A Oradora: - Não! A preocupação de alguns Srs. Deputados é a de que aquele remédio lhe faz borbulhas! É verdadeiramente ridículo que, perante um remédio que queira dar a um indivíduo que está moribundo, eu esteja preocupada com os efeitos da alergia que esse remédio pode provocar.
Risos do PSD.
Portanto, Sr. Deputado, há, com certeza, necessidade de grandes equilíbrios na tomada de medidas mas também é necessário ter-se consciência de que a economia precisa de um choque para, efectivamente, se desenvolver, sem o que não teremos receita que permita cobrir as despesas.
Aplausos do PSD.
O Sr. Presidente: - Para uma intervenção, tem a palavra o Sr. Deputado Fernando Serrasqueiro.
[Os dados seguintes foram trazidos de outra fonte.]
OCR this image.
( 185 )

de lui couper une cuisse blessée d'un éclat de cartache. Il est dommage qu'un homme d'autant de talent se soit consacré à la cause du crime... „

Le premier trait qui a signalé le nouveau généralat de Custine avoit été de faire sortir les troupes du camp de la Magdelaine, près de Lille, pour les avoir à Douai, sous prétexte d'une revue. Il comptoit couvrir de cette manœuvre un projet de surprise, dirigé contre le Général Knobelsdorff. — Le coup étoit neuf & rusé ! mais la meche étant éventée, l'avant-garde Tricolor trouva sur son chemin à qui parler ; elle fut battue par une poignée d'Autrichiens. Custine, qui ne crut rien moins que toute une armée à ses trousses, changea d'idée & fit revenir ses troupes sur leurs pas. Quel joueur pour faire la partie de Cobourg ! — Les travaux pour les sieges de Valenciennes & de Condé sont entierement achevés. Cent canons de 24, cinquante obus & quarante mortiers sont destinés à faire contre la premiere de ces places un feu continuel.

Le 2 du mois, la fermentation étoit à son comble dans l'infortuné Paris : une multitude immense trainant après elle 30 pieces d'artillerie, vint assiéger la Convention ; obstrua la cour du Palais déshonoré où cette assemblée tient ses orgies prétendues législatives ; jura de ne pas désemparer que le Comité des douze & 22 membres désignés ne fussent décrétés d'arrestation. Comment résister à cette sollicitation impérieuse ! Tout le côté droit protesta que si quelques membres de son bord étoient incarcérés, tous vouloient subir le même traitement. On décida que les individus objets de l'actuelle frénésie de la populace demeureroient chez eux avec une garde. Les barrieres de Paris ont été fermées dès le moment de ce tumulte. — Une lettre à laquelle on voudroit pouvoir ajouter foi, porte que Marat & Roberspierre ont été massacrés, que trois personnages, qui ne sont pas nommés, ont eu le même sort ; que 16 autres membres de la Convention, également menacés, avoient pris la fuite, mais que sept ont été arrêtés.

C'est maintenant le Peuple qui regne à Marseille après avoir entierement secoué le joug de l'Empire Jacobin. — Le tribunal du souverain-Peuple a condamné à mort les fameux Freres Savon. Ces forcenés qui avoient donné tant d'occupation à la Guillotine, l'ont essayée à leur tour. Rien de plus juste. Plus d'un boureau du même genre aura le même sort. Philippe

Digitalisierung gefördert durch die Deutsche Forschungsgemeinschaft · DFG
O Sr. Fernando Serrasqueiro (PS): - Sr. Presidente, Srs. Deputados, quero regressar ao tema abordado pela Sr.ª Deputada Manuela Ferreira Leite, porque, de todas as vezes que confrontámos o PSD com questões de natureza económica perguntando-lhes qual era a alternativa que tinham para esta matéria, foi-nos dito que isso ficaria para o plano de emergência, que demorou aqueles meses ou anos a fazer. Depois, mais recentemente, na discussão da reforma fiscal, para a qual o contributo do PSD foi praticamente nulo, perguntámos qual era a alternativa que tinham para esse domínio, tendo-nos sido dito por um Sr. Deputado que teríamos de aguardar, já que no programa de governo a elaborar pelo PSD essa matéria iria ser esclarecida.
Como tal, face a esta situação, fomos criando alguma expectativa em relação ao que viria aí em termos de programa de governo e de programa económico. Essa expectativa, aliás, tornou-se ainda maior quando nos foi anunciado que uma «bateria» de notáveis economistas estava a trabalhar com o PSD, pelo que ficámos a aguardar um conjunto de medidas coerentes. Houve, é um facto, um falso «tiro de partida» quando, para dar uma ideia e um sinal ultraliberalizador, o PSD veio anunciar um conjunto de privatizações entre as quais se encontrava a «coroa do reino», a Caixa Geral de Depósitos!
A Sr.ª Manuela Ferreira Leite (PSD): - É mentira!
O Orador: - Depois, vieram dizer que, afinal, não era isso que propunham, em momento posterior a esse aceitaram que era assim e acabaram por esclarecer que apenas propunham a privatização de 25% dessa instituição! Sobre essa matéria a opinião pública está esclarecida, Sr.ª Deputada, e, por isso, os vossos avanços e recuos sobre a Caixa Geral de Depósitos são matéria arquivada!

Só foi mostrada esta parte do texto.